Mengenal Gejala dan Penyebab Stroke Pada Anak
DokterSehat.Com– Anda mungkin tidak menduga stroke bisa dialami oleh anak-anak. Umumnya stroke memang terjadi pada usia dewasa akibat penyumbatan dan pembekuan darah. Sedangkan pada anak, selain karena penyumbatan serta pembekuan darah, stroke juga bisa disebabkan oleh perdarahan di dalam otak. Bagaimana sebenarnya risiko stroke pada anak-anak?
Mengenal stroke pada anak
Penyebab stroke pada anak bisa berbeda dengan penyebab stroke pada usia dewasa. Pada anak-anak, penggumpalan darah merupakan penyebab stroke yang paling umum atau yang dikenal dengan istilah stroke iskemik. Stroke jenis ini pun dibagi menjadi dua, yaitu:
1. Arterial ischemic stroke (AIS), yang terjadi akibat penggumpalan darah dari tubuh yang mengalir ke pembuluh darah di otak lalu terjebak di sana atau dikenal dengan istilah embolisme.

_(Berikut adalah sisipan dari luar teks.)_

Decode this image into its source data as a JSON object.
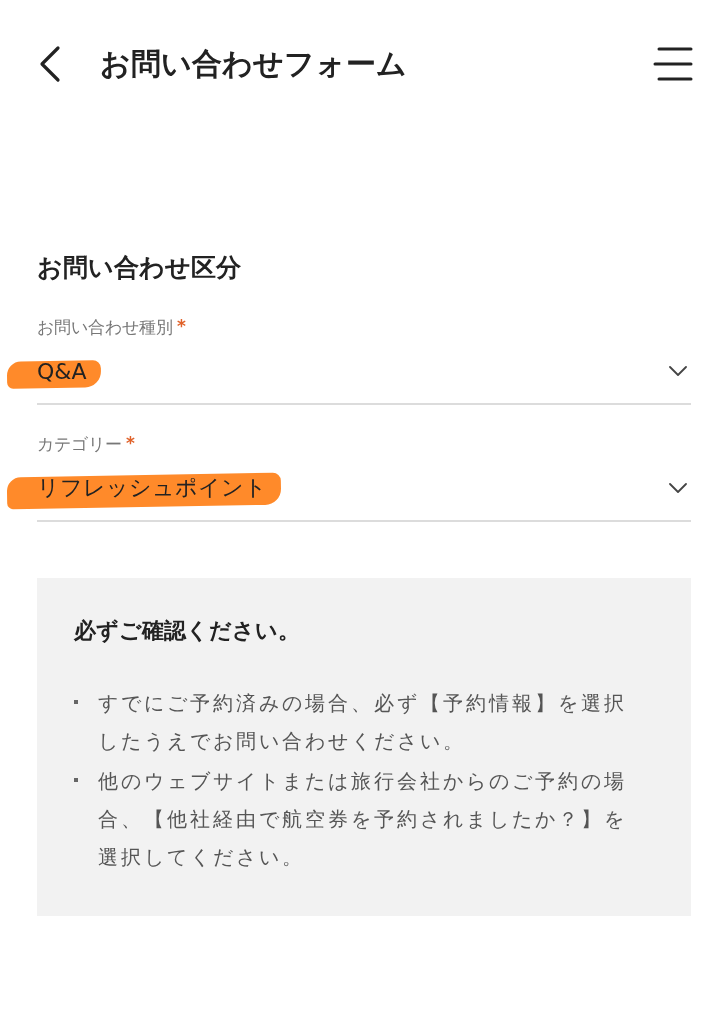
{
  "header": {
    "title": "お問い合わせフォーム"
  },
  "section": {
    "title": "お問い合わせ区分"
  },
  "fields": [
    {
      "label": "お問い合わせ種別",
      "required_mark": "*",
      "value": "Q&A",
      "highlighted": true
    },
    {
      "label": "カテゴリー",
      "required_mark": "*",
      "value": "リフレッシュポイント",
      "highlighted": true
    }
  ],
  "notice": {
    "title": "必ずご確認ください。",
    "items": [
      "すでにご予約済みの場合、必ず【予約情報】を選択したうえでお問い合わせください。",
      "他のウェブサイトまたは旅行会社からのご予約の場合、【他社経由で航空券を予約されましたか？】を選択してください。"
    ]
  }
}
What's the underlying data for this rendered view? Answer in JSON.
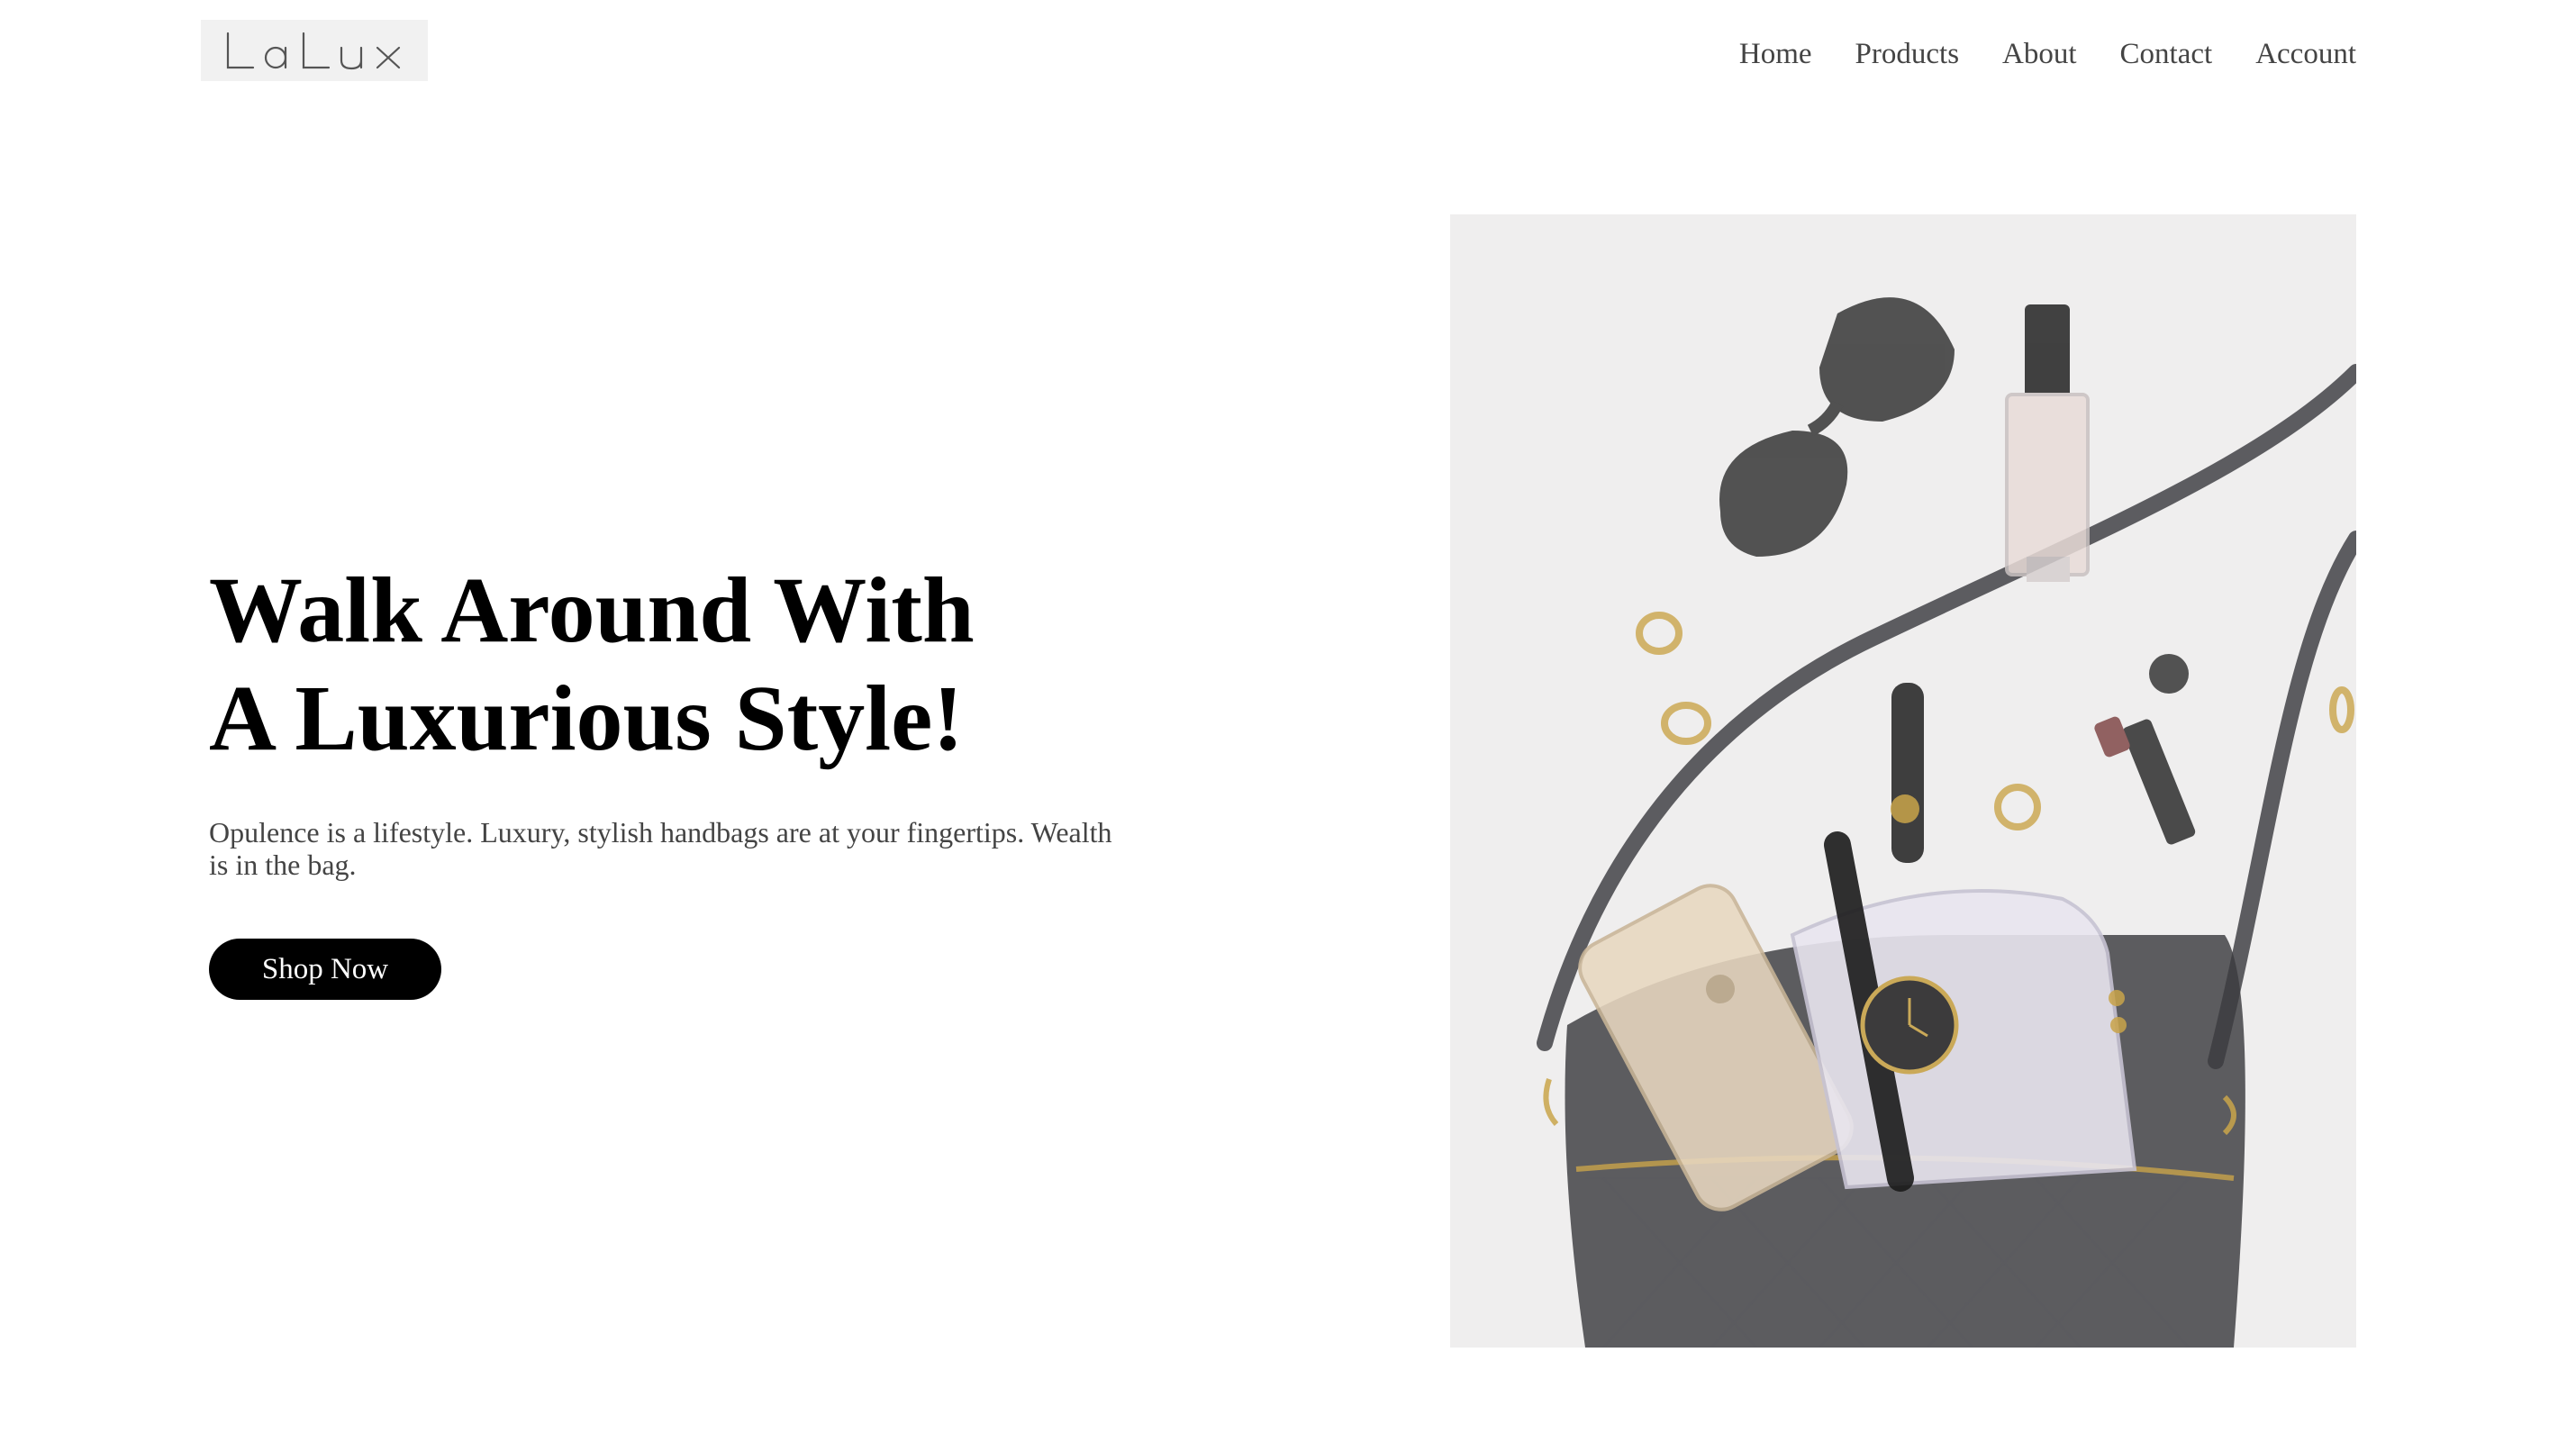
{
  "header": {
    "logo_text": "LaLux",
    "nav": [
      {
        "label": "Home"
      },
      {
        "label": "Products"
      },
      {
        "label": "About"
      },
      {
        "label": "Contact"
      },
      {
        "label": "Account"
      }
    ]
  },
  "hero": {
    "title_line1": "Walk Around With",
    "title_line2": "A Luxurious Style!",
    "description": "Opulence is a lifestyle. Luxury, stylish handbags are at your fingertips. Wealth is in the bag.",
    "cta_label": "Shop Now"
  },
  "colors": {
    "background": "#ffffff",
    "text_primary": "#000000",
    "text_secondary": "#444444",
    "button_bg": "#000000",
    "button_text": "#ffffff",
    "logo_bg": "#f1f1f1",
    "image_bg": "#eeeeee"
  }
}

2. Cerebral sinovenous thrombosis (CSVT), yaitu gumpakan darah yang terbentuk di dalam arteri yang masuk ke otak, lalu menghambat aliran darah di arteri. Kondisi ini umumnya dikenal dengan trombosis.
Gejala stroke pada anak
Gejala stroke yang dialami anak umumnya sama dengan gejala stroke pada orang dewasa. Anda perlu waspada jika anak menunjukkan gejala stroke berikut ini:
1. Satu sisi tubuh anak mati rasa atau lemah
2. Sulit bicara atau sulit memahami percakapan
3. Pandangan kabur
4. Sakit kepala parah, muntah
5. Kadang mengalami kesulitan keseimbangan, sulit berjalan, atau tiba-tiba jatuh
6. Sulit menelan
Umumnya orang tua cenderung mengabaikan gejala anak yang mengalami stroke karena banyak orang tua yang beranggapan bahwa stroke hanyalah kondisi yang sering dialami oleh orang dewasa. Padahal salah satu keberhasilan penanganan dan pemulihan stroke adalah karena penanganan yang cepat dan tepat ketika pertama kali gejala stroke muncul.
Pengobatan dan terapi untuk stroke
Ketika merasa bahwa anak Anda mungkin mengalami gejala stroke, maka segera bawa si kecil ke rumah sakit untuk mendapatkan penanganan. Pengobatan pertama untuk stroke umumnya adalah pengencer darah yang bisa diberikan melalui mulut, suntikan atau infus.
Setelah kondisi anak mulai stabil, dokter mungkin akan merekomendasikan terapi sesuai kondisi anak. Terapi yang dibutuhkan bisa berupa fisioterapi, terapi okupasi, terapi bicara, dan neuropsikolog.